[BUG] Fix TimeSeriesDataSet wrong inferred tensor dtype when time_idx is included in features (#1950)

cngmid · web-flow · commit 53f8cbdbe21e · 2025-08-27T11:44:04.000+02:00
#### Reference Issues/PRs Fixes #1930. When `time_idx` or some other integer feature is included in the unknow reals, the dataset/dataloader elements are converted into the wrong dtype. #### What does this implement/fix? Explain your changes. Modify the function the method `TimeSeriesDataSet._data_to_tensors._to_tensor()`
diff --git a/pytorch_forecasting/data/timeseries/_timeseries.py b/pytorch_forecasting/data/timeseries/_timeseries.py
@@ -1430,25 +1430,34 @@ def _data_to_tensors(self, data: pd.DataFrame) -> dict[str, torch.Tensor]:
             time index
         """
 
-        def _to_tensor(cols, long=True) -> torch.Tensor:
+        def _to_tensor(cols, long=True, real=False) -> torch.Tensor:
             """Convert data[cols] to torch tensor.
 
             Converts sub-frames to numpy and then to torch tensor.
             Makes the following choices for types:
 
-            * float columns are converted to torch.float
-            * integer columns are converted to torch.int64 or torch.long,
-              depending on the long argument
+            - real is True:
+                * the sub-frame is converted to a torch.float32 tensor
+            - long is True (and real is False):
+                * the sub-frame is converted to a torch.long tensor
+            - real is False and long is False:
+                * if all columns are integer or boolean, the sub-frame is
+                  converted to a torch.int64 tensor
+                * if one column is a float, the sub-frame is converted to
+                  a torch.float32 tensor
             """
             if not isinstance(cols, list) and cols not in data.columns:
                 return None
             if isinstance(cols, list) and len(cols) == 0:
                 dtypekind = "f"
             elif isinstance(cols, list):  # and len(cols) > 0
-                dtypekind = data.dtypes[cols[0]].kind
+                # dtypekind = data.dtypes[cols[0]].kind
+                dtypekind = np.result_type(*data[cols].dtypes.to_list()).kind
             else:
                 dtypekind = data.dtypes[cols].kind
-            if not long:
+            if real:
+                return torch.tensor(data[cols].to_numpy(np.float64), dtype=torch.float)

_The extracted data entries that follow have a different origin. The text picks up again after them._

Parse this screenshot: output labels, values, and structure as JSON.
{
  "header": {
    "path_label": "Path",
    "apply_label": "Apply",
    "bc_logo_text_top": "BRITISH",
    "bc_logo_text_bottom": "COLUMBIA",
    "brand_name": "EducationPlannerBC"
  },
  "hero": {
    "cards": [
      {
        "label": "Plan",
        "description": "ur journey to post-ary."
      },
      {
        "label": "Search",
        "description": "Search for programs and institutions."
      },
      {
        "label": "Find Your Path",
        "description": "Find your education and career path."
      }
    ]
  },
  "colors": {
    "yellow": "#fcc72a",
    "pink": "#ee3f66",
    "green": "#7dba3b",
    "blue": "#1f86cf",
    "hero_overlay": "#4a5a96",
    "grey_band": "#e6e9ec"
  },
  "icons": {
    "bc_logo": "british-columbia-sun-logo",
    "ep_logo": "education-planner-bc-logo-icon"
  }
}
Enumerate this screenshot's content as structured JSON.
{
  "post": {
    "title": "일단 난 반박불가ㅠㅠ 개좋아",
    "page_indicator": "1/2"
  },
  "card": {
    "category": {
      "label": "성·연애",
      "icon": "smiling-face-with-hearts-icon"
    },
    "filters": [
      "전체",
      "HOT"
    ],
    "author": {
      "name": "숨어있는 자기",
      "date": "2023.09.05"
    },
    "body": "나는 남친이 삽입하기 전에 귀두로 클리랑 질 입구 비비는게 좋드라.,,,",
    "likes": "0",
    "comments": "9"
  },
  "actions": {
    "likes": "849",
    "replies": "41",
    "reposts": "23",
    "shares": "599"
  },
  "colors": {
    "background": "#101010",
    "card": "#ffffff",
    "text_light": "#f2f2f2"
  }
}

+            elif not long:
                 return torch.tensor(data[cols].to_numpy(np.int64), dtype=torch.int64)
             elif dtypekind in "bi":
                 return torch.tensor(data[cols].to_numpy(np.int64), dtype=torch.long)
diff --git a/tests/test_data/test_timeseries.py b/tests/test_data/test_timeseries.py
@@ -678,3 +678,41 @@ def distance_to_weights(dist):
         if idx > 100:
             break
     print(a)
+
+
+def test_correct_dtype_inference():
+    # Create a small dataset
+    data = pd.DataFrame(
+        {
+            "time_idx": np.arange(30),
+            "value": np.sin(np.arange(30) / 5) + np.random.normal(scale=1, size=30),
+            "group": ["A"] * 30,
+        }
+    )
+
+    # Define the dataset
+    dataset = TimeSeriesDataSet(
+        data.copy(),
+        time_idx="time_idx",
+        target="value",
+        group_ids=["group"],
+        static_categoricals=["group"],
+        max_encoder_length=4,
+        max_prediction_length=2,
+        time_varying_unknown_reals=["value"],
+        target_normalizer=None,
+        # WATCH THIS
+        time_varying_known_reals=["time_idx"],
+        scalers=dict(time_idx=None),
+    )
+
+    # and the dataloader
+    dataloader = dataset.to_dataloader(batch_size=8)
+
+    x, y = next(iter(dataset))
+    # real features must be real
+    assert x["x_cont"].dtype is torch.float
+
+    x, y = next(iter(dataloader))
+    # real features must be real
+    assert x["encoder_cont"].dtype is torch.float